13. The method according to claim 12, wherein human pluripotent stem cells are cultured for at least 60 hours in a culture medium containing an RA pathway agonist, an Akt pathway agonist, an mTOR pathway agonist, a WNT pathway antagonist, an SHH pathway agonist, a BMP pathway antagonist, and a PKC pathway antagonist to obtain OLIG2+ human pre-OPC in step (a).

14. (a) the human pluripotent stem cell is an iPSC or an embryonic stem cell; and / or (b) Human pluripotent stem cells adhere to a plate coated with vitronectin during culture. The method according to claim 13.

15. (a) The FGFR pathway agonist is FGF2, SUN11602, or a combination thereof; (b) The mTOR pathway antagonist is selected from the group consisting of AZD 3147, dactricib, rapamycin, everolimus, AZD 8055, temsirolimus, PI-103, NU7441, BC-LI-0186, eCF 309, ETP 45658, niclosamide, omiparisib, PF 04691502, PF 05212384, Trin-1, Trin-2, WYE 687, XL 388, STK16-IN-1, PP 242, tolkinib, ridahorolimus, sapanicertib, voxtalisib, and combinations thereof; (c) The SHH pathway agonist is selected from the group consisting of purmorphamine, GSA 10, SHH, SAG, and combinations thereof; (d) The WNT pathway agonist is selected from the group consisting of CHIR99021, CHIR98014, SB 216763, SB 415286, LY2090314, 3F8, A 1070722, AR-A 014418, BIO, BIO-acetoxime, AZD1080, WNT3A, Alsterpaulon, Indirubin-3-oxime, 1-Azakenpaulon, Kenpaulon, TC-G 24, TDZD 8, TWS 119, NP 031112, AT 7519, KY 19382, AZD2858, and combinations thereof; (e) The IGF-1 pathway agonist is selected from the group consisting of IGF-1, IGF-2, insulin, Rg5, IGF-1 30-41, demethylasteriquinone B1, IGF1-Ado, X10, mecasermin, and combinations thereof; and / or (f) The RA pathway antagonist is selected from the group consisting of AGN193109, BMS 195614, CD 2665, ER 50891, LE 135, LY 2955303, MM11253, and combinations thereof. The method according to claim 12.

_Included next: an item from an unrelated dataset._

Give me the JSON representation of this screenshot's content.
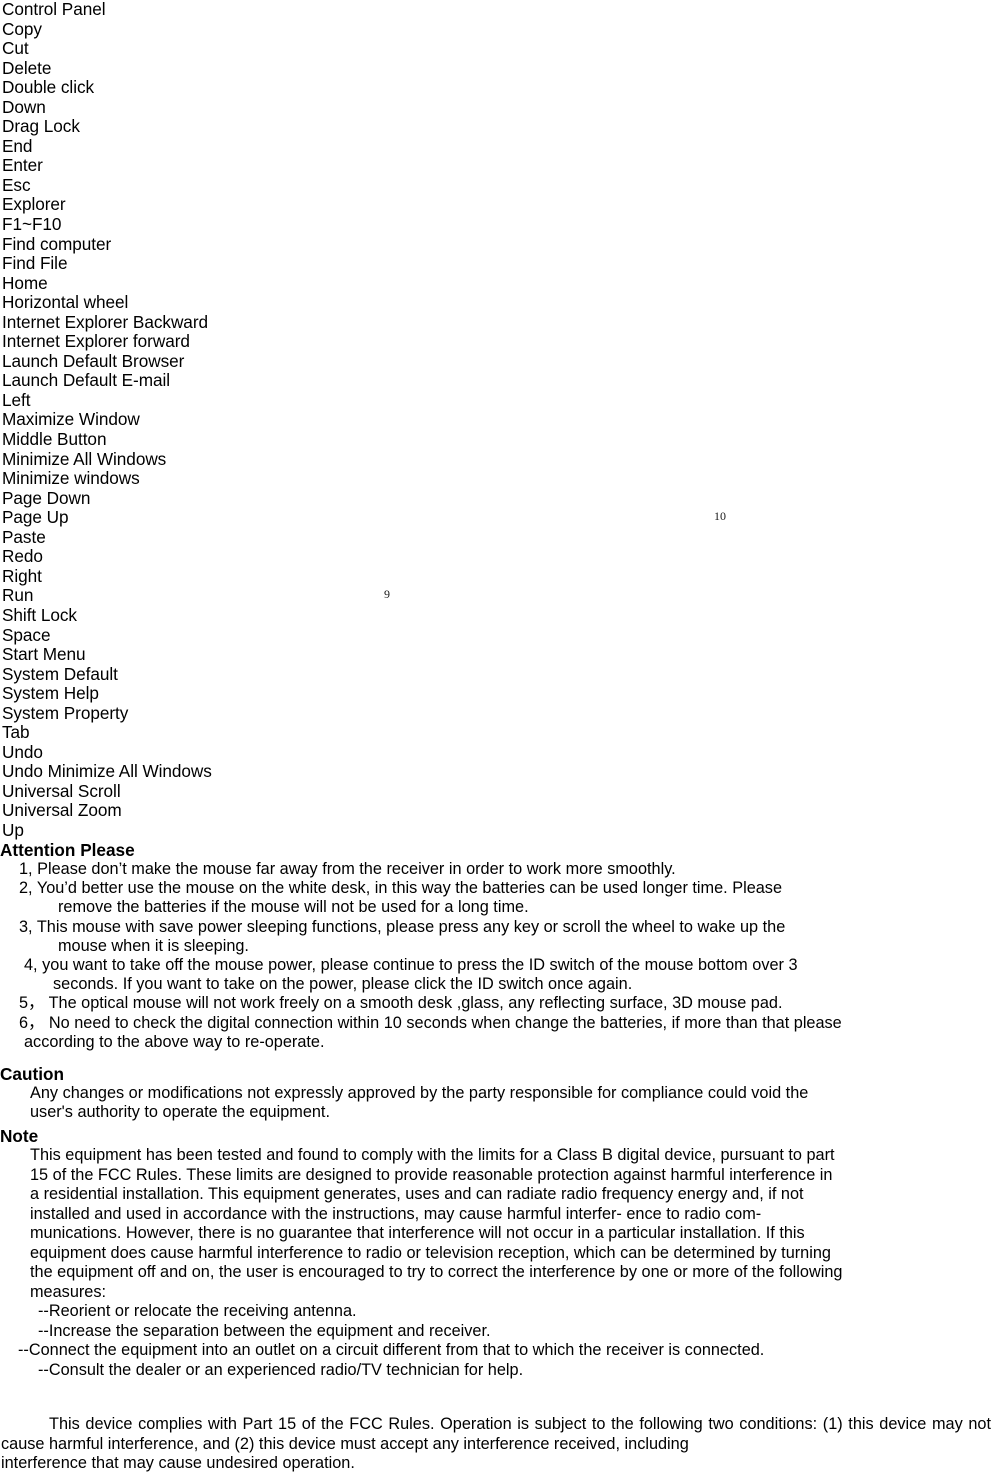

16. (a) An FGFR pathway agonist is present in the culture medium at a concentration of 1 to 20 ng / ml; (b) mTOR pathway antagonists are present in the culture medium at concentrations of 5–200 nM; (c) SHH pathway agonists are present in the culture medium at concentrations of 100–1000 nM; (d) The WNT pathway agonist is present in the culture medium at a concentration of 0.3–3.0 μM; (e) IGF-1 pathway agonists are present in the culture medium at a concentration of 2–20 ng / ml; and / or (f) The RA pathway antagonist is present in the culture medium at a concentration of 10–100 nM. The method according to claim 15.

17. (a) including FGFR pathway agonists, mTOR pathway antagonists, SHH pathway agonists, and WNT pathway agonists; or (b) Including FGFR pathway agonists, IGF-1 pathway agonists, and RA pathway agonists, Culture medium for obtaining OPC.